I strongly advise against removing and replacing soldered parts unless you are sure they are bad because even though these board are well made, they can take only so much soldering and unsoldering before the pads come off.  There are usually some easy in-circuit tests that will prove a part good or bad.


----------



## evitative (Aug 3, 2019)

Chuck D. Bones said:


> Make sure R7 is 47K and is properly soldered.  Make sure C7 is 47pF and not 47nF.  If those check out ok, here's a quick in-circuit check you can do:
> 1. Pedal power off.
> 2. Set PREAMP to 0 (full ccw).
> 3. Measure resistance from pin 2 of PREAMP to ground.  Should be 47K.
> ...




You are a gentleman and a scholar, sir!  Many thanks!  It actually wound up being an incorrect value used for C7.  I wish I could say that I used 47nF instead of 47pF, but let's just say the value of the one I used was "Samsonite".  Would you mind shedding a little light as to what led you to think that might have been the problem?

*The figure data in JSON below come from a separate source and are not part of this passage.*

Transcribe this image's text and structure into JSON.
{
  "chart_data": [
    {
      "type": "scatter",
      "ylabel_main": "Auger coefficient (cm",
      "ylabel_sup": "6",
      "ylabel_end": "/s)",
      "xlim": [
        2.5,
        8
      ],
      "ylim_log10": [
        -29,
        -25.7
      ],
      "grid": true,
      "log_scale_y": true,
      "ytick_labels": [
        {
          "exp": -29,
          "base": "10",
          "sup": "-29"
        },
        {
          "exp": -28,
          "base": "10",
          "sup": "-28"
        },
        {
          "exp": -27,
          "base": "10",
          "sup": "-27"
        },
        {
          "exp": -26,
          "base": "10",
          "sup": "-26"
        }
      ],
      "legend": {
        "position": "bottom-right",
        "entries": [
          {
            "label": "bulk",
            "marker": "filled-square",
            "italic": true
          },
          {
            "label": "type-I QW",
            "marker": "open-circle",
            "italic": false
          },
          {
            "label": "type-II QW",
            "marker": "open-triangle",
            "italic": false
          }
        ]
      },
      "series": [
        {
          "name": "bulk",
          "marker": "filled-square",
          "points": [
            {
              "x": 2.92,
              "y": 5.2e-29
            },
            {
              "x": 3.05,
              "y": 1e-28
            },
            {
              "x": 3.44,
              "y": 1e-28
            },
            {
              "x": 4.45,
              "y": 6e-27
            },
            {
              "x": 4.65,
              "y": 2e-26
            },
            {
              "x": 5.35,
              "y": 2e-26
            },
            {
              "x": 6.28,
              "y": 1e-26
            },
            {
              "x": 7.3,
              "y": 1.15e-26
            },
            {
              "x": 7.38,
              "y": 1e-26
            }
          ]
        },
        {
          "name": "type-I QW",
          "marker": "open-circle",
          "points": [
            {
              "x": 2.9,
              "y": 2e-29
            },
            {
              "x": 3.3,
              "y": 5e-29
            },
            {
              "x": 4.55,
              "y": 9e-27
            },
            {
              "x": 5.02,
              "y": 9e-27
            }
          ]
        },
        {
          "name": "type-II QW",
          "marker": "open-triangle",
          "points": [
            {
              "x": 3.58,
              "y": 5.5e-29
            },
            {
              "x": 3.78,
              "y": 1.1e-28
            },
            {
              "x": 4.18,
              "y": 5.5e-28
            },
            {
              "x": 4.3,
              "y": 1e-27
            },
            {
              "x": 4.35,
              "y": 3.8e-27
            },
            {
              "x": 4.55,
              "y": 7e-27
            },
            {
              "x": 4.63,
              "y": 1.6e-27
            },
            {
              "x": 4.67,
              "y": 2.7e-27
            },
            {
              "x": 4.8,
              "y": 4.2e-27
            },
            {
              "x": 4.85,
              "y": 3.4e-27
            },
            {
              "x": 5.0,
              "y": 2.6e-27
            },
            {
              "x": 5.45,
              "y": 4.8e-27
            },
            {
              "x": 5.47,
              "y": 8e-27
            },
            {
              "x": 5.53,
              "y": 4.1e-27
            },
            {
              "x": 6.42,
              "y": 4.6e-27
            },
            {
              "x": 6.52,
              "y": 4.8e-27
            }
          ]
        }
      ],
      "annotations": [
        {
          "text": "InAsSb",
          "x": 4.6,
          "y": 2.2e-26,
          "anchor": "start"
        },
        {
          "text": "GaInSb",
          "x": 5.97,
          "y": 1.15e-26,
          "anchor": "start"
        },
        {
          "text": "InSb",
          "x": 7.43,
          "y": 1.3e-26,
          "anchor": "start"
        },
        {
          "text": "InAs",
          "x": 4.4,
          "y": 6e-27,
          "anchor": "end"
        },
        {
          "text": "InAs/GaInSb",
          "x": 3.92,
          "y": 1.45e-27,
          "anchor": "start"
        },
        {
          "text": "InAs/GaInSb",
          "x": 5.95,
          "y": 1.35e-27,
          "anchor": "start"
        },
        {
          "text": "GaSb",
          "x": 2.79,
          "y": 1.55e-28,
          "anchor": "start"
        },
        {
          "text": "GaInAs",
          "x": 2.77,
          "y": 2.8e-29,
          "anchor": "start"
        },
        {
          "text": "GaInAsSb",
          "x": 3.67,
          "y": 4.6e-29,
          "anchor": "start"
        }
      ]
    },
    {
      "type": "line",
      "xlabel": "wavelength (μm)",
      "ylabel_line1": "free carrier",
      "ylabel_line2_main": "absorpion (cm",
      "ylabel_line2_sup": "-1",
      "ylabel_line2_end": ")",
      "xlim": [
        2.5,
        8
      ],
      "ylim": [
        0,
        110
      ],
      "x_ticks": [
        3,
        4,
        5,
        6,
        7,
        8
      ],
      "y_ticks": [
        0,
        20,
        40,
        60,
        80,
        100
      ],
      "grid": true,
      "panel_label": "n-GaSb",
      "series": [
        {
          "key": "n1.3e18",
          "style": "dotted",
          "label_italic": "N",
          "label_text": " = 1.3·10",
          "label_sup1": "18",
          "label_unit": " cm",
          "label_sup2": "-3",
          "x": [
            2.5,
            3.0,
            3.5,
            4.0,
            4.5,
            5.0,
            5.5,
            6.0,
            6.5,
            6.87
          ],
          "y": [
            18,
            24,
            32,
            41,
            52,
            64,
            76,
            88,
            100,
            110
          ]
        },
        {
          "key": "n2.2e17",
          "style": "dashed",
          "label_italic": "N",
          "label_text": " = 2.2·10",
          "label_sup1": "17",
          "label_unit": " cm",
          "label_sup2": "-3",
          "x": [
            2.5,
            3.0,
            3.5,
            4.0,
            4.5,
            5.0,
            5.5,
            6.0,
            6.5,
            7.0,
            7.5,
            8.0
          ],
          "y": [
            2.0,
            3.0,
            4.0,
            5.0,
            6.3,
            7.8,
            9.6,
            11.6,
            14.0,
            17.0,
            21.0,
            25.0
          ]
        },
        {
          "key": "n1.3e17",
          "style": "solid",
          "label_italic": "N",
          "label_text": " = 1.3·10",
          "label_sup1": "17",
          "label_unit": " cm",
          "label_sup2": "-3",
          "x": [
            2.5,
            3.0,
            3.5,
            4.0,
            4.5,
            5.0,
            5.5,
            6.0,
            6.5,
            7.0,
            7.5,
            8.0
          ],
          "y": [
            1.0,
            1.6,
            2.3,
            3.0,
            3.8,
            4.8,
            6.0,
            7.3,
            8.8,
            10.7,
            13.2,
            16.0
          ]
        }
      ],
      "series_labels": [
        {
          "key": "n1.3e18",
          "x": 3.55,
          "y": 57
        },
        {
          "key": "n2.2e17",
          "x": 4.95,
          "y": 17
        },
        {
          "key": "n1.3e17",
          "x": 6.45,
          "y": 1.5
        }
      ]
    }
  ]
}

Since the problem was the Pre-amp control I figured it had something to do with the topology around Q3, but I didn't get any further with it than that.


----------



## Chuck D. Bones (Aug 3, 2019)

The PREAMP control is a variable voltage divider. It lets some or all of the signal get from the 1st stage to the 2nd stage. When you said "The Pre-Amp/Gain control doesn't seem to do anything at all," that told me that the PREAMP pot was either not completely connected or it was being bypassed.  Not too many ways for that to happen.  The resistance measurements would tell us if the bottom leg (pin 3) was connected to ground via R7 or if there was a short between pins 1 & 2.  The only other way to bypass the PREAMP pot was with C7.  C7 is a "treble bleed" that adds brightness at low to moderate volume (gain) settings. C7 is supposed to only let the high freq stuff sneak around the PREAMP pot.  But if C7 is too big, it lets _everything _sneak around the PREAMP pot.  Had you posted a pic of the board, one of us would for sure have spotted C7.  I've said it before and I'll say it again: *the most powerful troubleshooting tool is a thorough visual inspection.* You can't solve every troubleshooting problem with inspection, but it's a good place to start. I'm an EE. Me and my colleagues have literally spent weeks troubleshooting a board only to find something that could have been discovered by a few hours of visual inspection. These pedal boards are simple by comparison. On most of them, you can inspect every component and solder joint in under an hour. A $5 magnifier head strap from Harbor Freight is all you need.

Glad you got it fixed, the Covert is a great foundation pedal. Makes a little amp sound like a big amp at any volume. I have one and I'm planning to build another one with a few simple mods pertaining to the 4PDT switch and the presence trimmer. When it's done, I'll post a description in the Modifications forum.


----------